Aphrodite de Cnide

L’Aphrodite de Cnide est un type statuaire attribué au sculpteur grec Praxitèle (vers 400-avant 326 avant l'ère commune) représentant la déesse Aphrodite debout, nue, portant la main droite devant son sexe et tenant de la main gauche un vêtement. La statue figurait dans le temple de la déesse à Cnide ; elle est la seconde[1] représentation connue de la nudité féminine complète dans la grande statuaire grecque.

Pour les articles homonymes, voir Aphrodite (homonymie).

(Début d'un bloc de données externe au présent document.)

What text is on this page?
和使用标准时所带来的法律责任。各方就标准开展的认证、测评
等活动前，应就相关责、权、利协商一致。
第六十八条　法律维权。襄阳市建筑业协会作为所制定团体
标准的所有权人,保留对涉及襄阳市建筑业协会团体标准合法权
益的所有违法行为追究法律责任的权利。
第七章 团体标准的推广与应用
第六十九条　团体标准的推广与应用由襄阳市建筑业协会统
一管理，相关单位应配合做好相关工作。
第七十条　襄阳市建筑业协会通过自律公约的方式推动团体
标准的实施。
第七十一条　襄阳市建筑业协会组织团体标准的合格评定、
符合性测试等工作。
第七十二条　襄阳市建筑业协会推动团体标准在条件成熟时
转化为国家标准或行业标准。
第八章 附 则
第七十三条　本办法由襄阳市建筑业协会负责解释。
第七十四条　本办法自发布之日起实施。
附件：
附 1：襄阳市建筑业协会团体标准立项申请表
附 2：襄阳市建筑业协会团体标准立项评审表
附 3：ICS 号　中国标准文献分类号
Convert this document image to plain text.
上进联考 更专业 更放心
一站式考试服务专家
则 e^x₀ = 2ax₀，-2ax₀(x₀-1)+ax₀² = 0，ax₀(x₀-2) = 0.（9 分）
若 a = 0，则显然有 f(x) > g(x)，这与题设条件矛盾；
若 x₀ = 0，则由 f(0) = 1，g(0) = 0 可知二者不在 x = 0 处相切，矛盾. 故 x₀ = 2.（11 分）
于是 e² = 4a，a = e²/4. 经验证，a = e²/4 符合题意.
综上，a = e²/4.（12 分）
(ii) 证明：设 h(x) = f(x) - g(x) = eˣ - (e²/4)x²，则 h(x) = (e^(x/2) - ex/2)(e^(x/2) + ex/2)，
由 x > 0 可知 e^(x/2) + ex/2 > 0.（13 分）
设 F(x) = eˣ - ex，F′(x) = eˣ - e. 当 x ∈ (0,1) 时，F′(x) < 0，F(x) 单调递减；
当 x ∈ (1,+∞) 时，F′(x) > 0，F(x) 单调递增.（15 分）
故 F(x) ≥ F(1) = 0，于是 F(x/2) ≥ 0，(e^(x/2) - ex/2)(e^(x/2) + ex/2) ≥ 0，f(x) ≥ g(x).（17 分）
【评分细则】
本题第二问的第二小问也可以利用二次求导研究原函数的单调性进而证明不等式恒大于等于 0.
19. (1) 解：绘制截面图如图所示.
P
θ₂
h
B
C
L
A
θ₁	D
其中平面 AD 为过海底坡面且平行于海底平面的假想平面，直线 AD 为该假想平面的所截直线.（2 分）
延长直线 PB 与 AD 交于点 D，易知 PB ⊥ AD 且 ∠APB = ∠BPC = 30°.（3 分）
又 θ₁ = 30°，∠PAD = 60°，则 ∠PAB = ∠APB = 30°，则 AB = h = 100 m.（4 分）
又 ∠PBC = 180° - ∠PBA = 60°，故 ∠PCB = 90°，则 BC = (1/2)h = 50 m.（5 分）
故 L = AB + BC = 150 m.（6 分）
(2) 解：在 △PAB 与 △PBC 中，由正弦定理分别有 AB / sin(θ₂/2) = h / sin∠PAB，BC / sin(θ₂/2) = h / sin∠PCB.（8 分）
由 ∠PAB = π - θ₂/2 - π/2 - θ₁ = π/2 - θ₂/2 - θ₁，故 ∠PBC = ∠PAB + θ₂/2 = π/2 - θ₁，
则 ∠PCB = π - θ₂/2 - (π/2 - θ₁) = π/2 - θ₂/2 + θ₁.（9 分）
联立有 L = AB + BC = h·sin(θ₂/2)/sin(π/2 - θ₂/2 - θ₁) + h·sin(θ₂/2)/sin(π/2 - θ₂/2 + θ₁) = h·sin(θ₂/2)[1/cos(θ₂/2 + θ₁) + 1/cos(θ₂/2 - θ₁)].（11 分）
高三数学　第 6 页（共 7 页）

Aphrodite de Cnide, copie romaine d'après Praxitèle, palais Altemps (inv. 8619)
Tête en marbre du type de l'Aphrodite de Cnide, copie romaine d'époque impériale, musée du Louvre (Ma 421 = MR 675).

Témoignages littéraires

Le type est connu de nombreux témoignages littéraires, au premier rang desquels celui de Pline l'Ancien :

« Nous avons cité parmi les statuaires l'âge de Praxitèle qui se surpassa lui-même dans la gloire du marbre. Ses œuvres se trouvent à Athènes au Céramique, mais au-dessus de toutes les œuvres, non seulement de Praxitèle, mais de toute la terre, il y a la Vénus ; beaucoup ont fait le voyage à Cnide pour la voir[2]. »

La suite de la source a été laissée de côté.